Given the speed with which the various metals decreased RER, kinematic analyses were used to examine Hg further – this being a metal that binds strongly to both hard and soft ligands (Fig. 1). It was found that RER decreased by 50% within ca. 40 min. Importantly, for this initial rapid decrease in RER, the decrease in MEER tended to be greater than the decrease in the LEZ (Figs. 6 and 7). Interestingly, LEZ tended to decrease steadily to a value of ca. 30–40% of the original value (i.e. LEZ decreased from 6.9 mm to ca. 2.0–2.5 mm, Fig. 6), but in contrast, MEER tended to vary somewhat. For example, although MEER decreased rapidly upon initial exposure, the consistent (slight) increase in RER after 1.75 h was due to an increase in MEER, and the gradual increase in RER from 3 to 12 h was also due to an increase in MEER (Fig. 6 and 7). Changes in the LEZ involve the addition or subtraction of cells undergoing elongation (Baskin 2013) and is thus related to cell division. In contrast, responses in which MEER changes while the LEZ stays constant are known to reflect a direct influence at the level of the expansion mechanism (Baskin 2013). Thus, it is clear that the rate at which cells are elongating plays a crucial role in the expression of the toxic effects of at least some metals, as shown here for Hg.
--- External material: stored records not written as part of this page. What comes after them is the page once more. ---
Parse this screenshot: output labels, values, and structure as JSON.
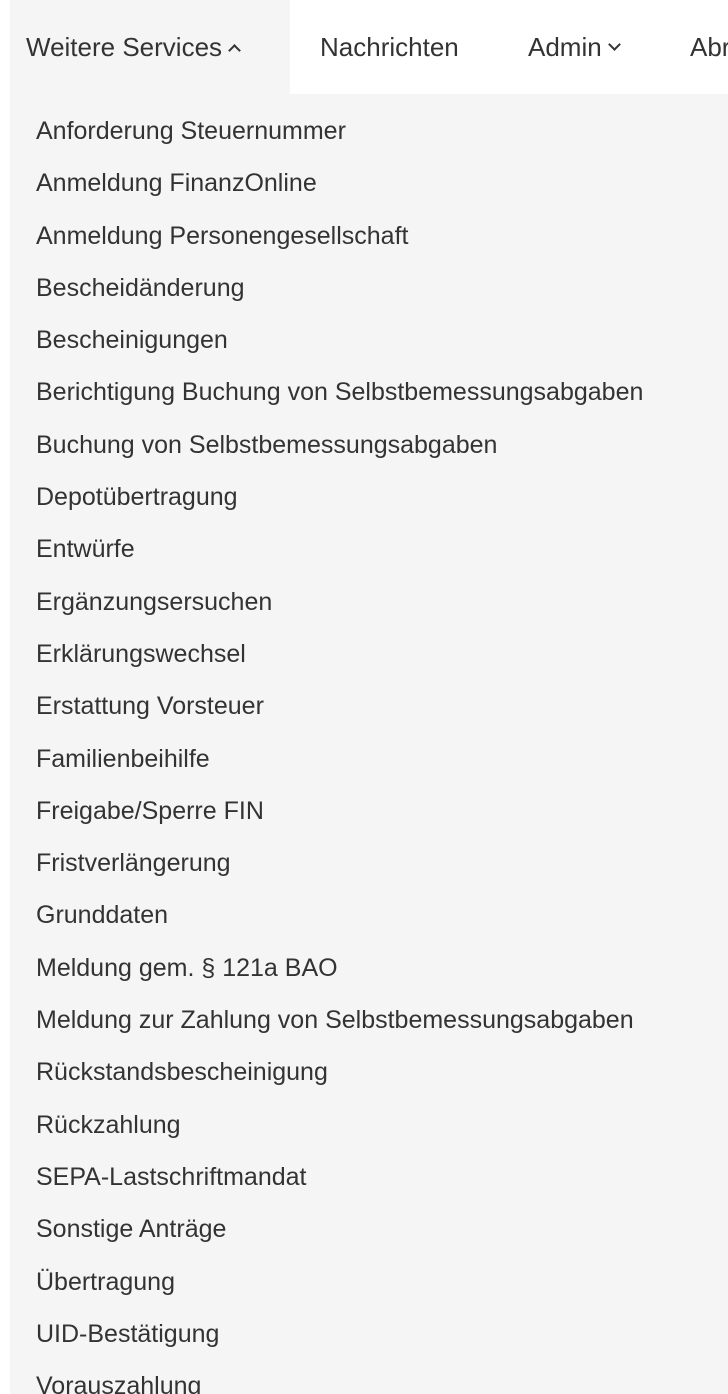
{
  "nav": {
    "items": [
      {
        "label": "Weitere Services"
      },
      {
        "label": "Nachrichten"
      },
      {
        "label": "Admin"
      },
      {
        "label": "Abr"
      }
    ]
  },
  "dropdown": {
    "items": [
      "Anforderung Steuernummer",
      "Anmeldung FinanzOnline",
      "Anmeldung Personengesellschaft",
      "Bescheidänderung",
      "Bescheinigungen",
      "Berichtigung Buchung von Selbstbemessungsabgaben",
      "Buchung von Selbstbemessungsabgaben",
      "Depotübertragung",
      "Entwürfe",
      "Ergänzungsersuchen",
      "Erklärungswechsel",
      "Erstattung Vorsteuer",
      "Familienbeihilfe",
      "Freigabe/Sperre FIN",
      "Fristverlängerung",
      "Grunddaten",
      "Meldung gem. § 121a BAO",
      "Meldung zur Zahlung von Selbstbemessungsabgaben",
      "Rückstandsbescheinigung",
      "Rückzahlung",
      "SEPA-Lastschriftmandat",
      "Sonstige Anträge",
      "Übertragung",
      "UID-Bestätigung",
      "Vorauszahlung"
    ]
  }
}
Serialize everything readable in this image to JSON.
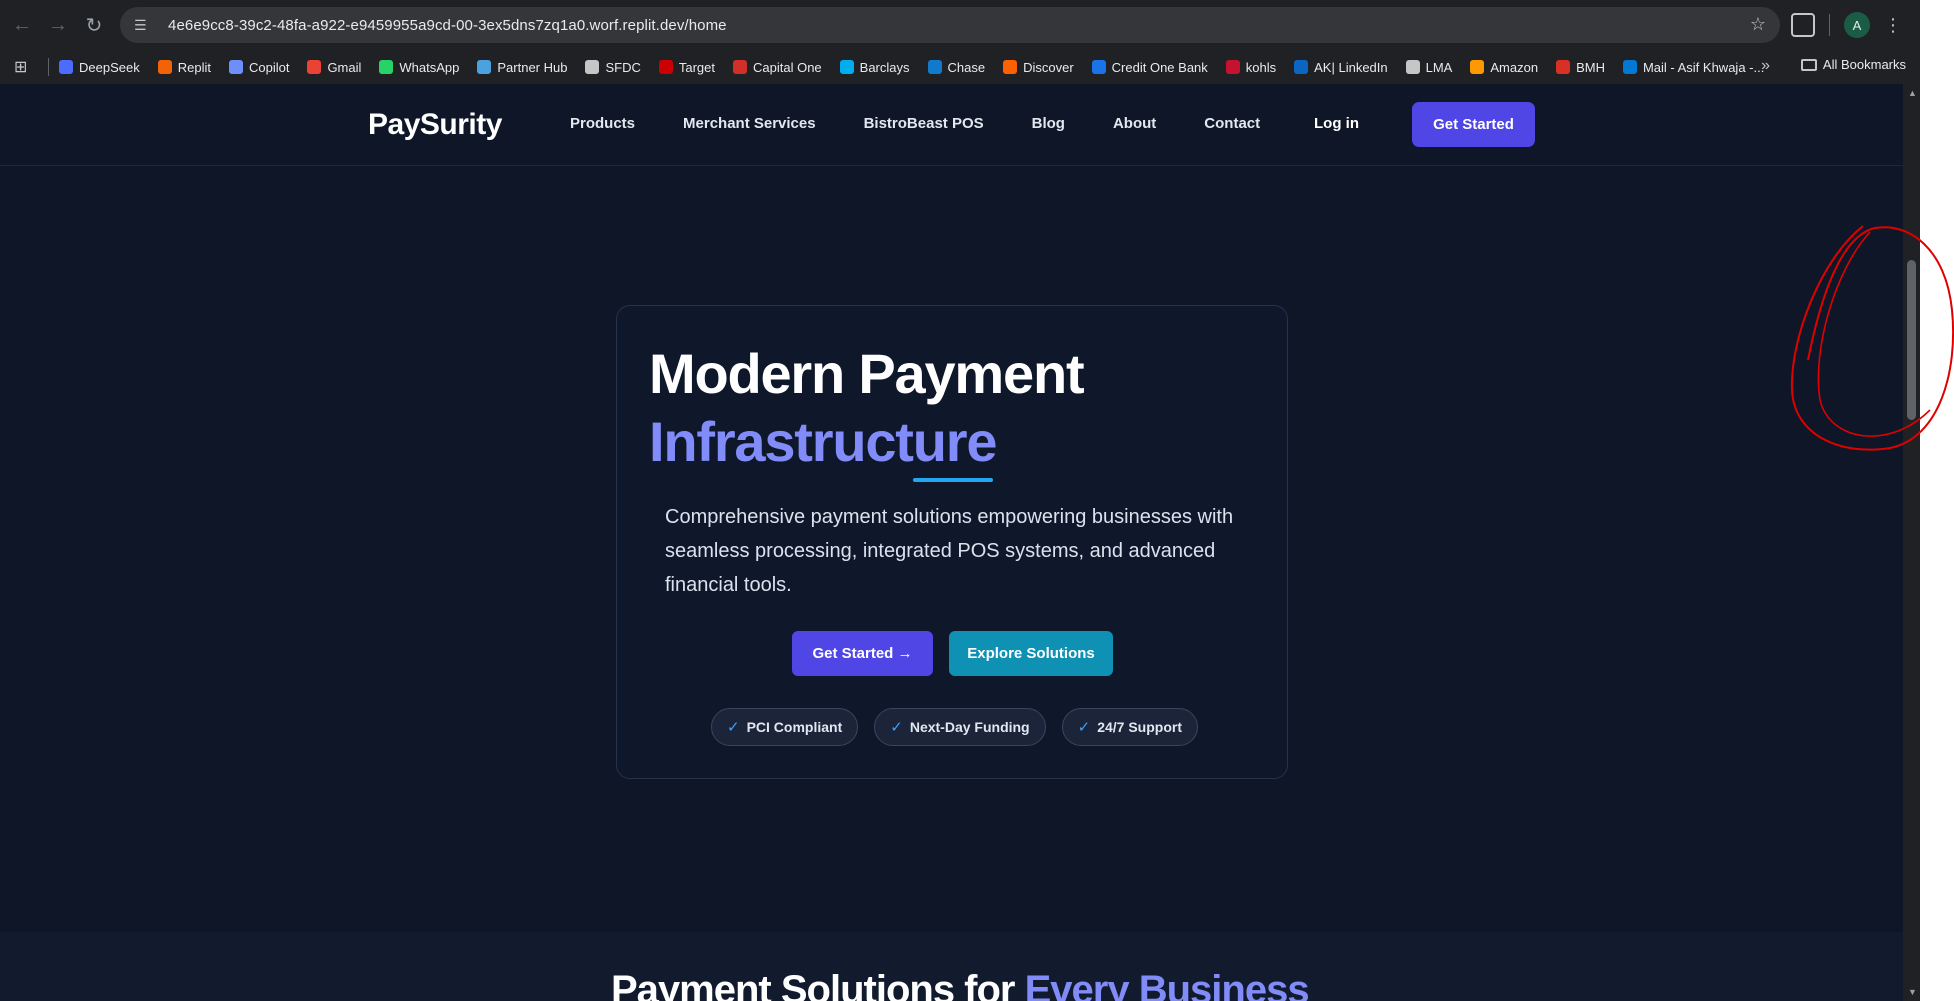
{
  "browser": {
    "url": "4e6e9cc8-39c2-48fa-a922-e9459955a9cd-00-3ex5dns7zq1a0.worf.replit.dev/home",
    "avatar_letter": "A",
    "all_bookmarks_label": "All Bookmarks",
    "bookmarks": [
      {
        "label": "DeepSeek",
        "color": "#4d6bfe"
      },
      {
        "label": "Replit",
        "color": "#f26207"
      },
      {
        "label": "Copilot",
        "color": "#6e8efb"
      },
      {
        "label": "Gmail",
        "color": "#ea4335"
      },
      {
        "label": "WhatsApp",
        "color": "#25d366"
      },
      {
        "label": "Partner Hub",
        "color": "#4aa3df"
      },
      {
        "label": "SFDC",
        "color": "#c4c7c5"
      },
      {
        "label": "Target",
        "color": "#cc0000"
      },
      {
        "label": "Capital One",
        "color": "#d03027"
      },
      {
        "label": "Barclays",
        "color": "#00aeef"
      },
      {
        "label": "Chase",
        "color": "#117aca"
      },
      {
        "label": "Discover",
        "color": "#ff6000"
      },
      {
        "label": "Credit One Bank",
        "color": "#1a73e8"
      },
      {
        "label": "kohls",
        "color": "#c41230"
      },
      {
        "label": "AK| LinkedIn",
        "color": "#0a66c2"
      },
      {
        "label": "LMA",
        "color": "#c4c7c5"
      },
      {
        "label": "Amazon",
        "color": "#ff9900"
      },
      {
        "label": "BMH",
        "color": "#d93025"
      },
      {
        "label": "Mail - Asif Khwaja -...",
        "color": "#0078d4"
      }
    ]
  },
  "site": {
    "logo": "PaySurity",
    "nav": [
      "Products",
      "Merchant Services",
      "BistroBeast POS",
      "Blog",
      "About",
      "Contact"
    ],
    "login_label": "Log in",
    "cta_label": "Get Started"
  },
  "hero": {
    "title_line1": "Modern Payment",
    "title_line2": "Infrastructure",
    "description": "Comprehensive payment solutions empowering businesses with seamless processing, integrated POS systems, and advanced financial tools.",
    "primary_button": "Get Started →",
    "secondary_button": "Explore Solutions",
    "badges": [
      "PCI Compliant",
      "Next-Day Funding",
      "24/7 Support"
    ]
  },
  "section2": {
    "title_part1": "Payment Solutions for ",
    "title_part2": "Every Business"
  },
  "colors": {
    "page_bg": "#0e1628",
    "accent": "#4f46e5",
    "accent_text": "#818cf8",
    "teal": "#0e91b3",
    "annotation": "#e00000"
  }
}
Finally, although not considered in detail here, careful consideration needs to be given to the impact of solution composition on RER. For example, the gradual increase in RER for roots exposed to Ag and Hg (Figs. 5 and 7) can presumably be attributed, at least in part, to decreases in their solution concentrations over the 48 h experimental period (Supplementary Table S2). Changes in solution composition will impact upon root elongation. It is also possible, however, that the gradual increase in RER for roots exposed to Ag and Hg (Figs. 5 and 7) can be attributed to physiological resistance mechanisms. Further study is required in this regard.

Conclusions

Despite their wide range of properties, all nine treatments examined caused similar changes in root morphology, with the root cylinder swelling in the zone of elongation. This non-specific symptom that forms upon a decrease in RER is possibly associated with the effects of ethylene or auxin, although more studies are required in this regard. A second symptom was observed in roots exposed to Ag, Al, Cu, and Hg, being a tearing and rupturing of the outer tissues of the root cylinder associated with an inhibition of wall loosening in these outer cells. The decrease in RER upon exposure to the various metals was rapid – for the treatments sufficient to reduce RER by 50% over 48 h, RER decreased by an average of 37 to 100% within only 0–4 h after exposure. The speed of the decrease in RER suggests that this initial reduction in RER is associated with a reduction in cell elongation rate rather than cell division. Finally, kinematic analyses were used to more closely examine the effects of Hg toxicity in 5 min intervals. It was found that RER decreased by 50% after only 40 min, with this decrease in RER initially due primarily to a decrease in the rate at which cells were elongating in the elongation zone (i.e. MEER) rather than a decrease in the length of the elongation zone. The information provided here will assist in understanding the mechanisms by which toxic levels of metals reduce root elongation.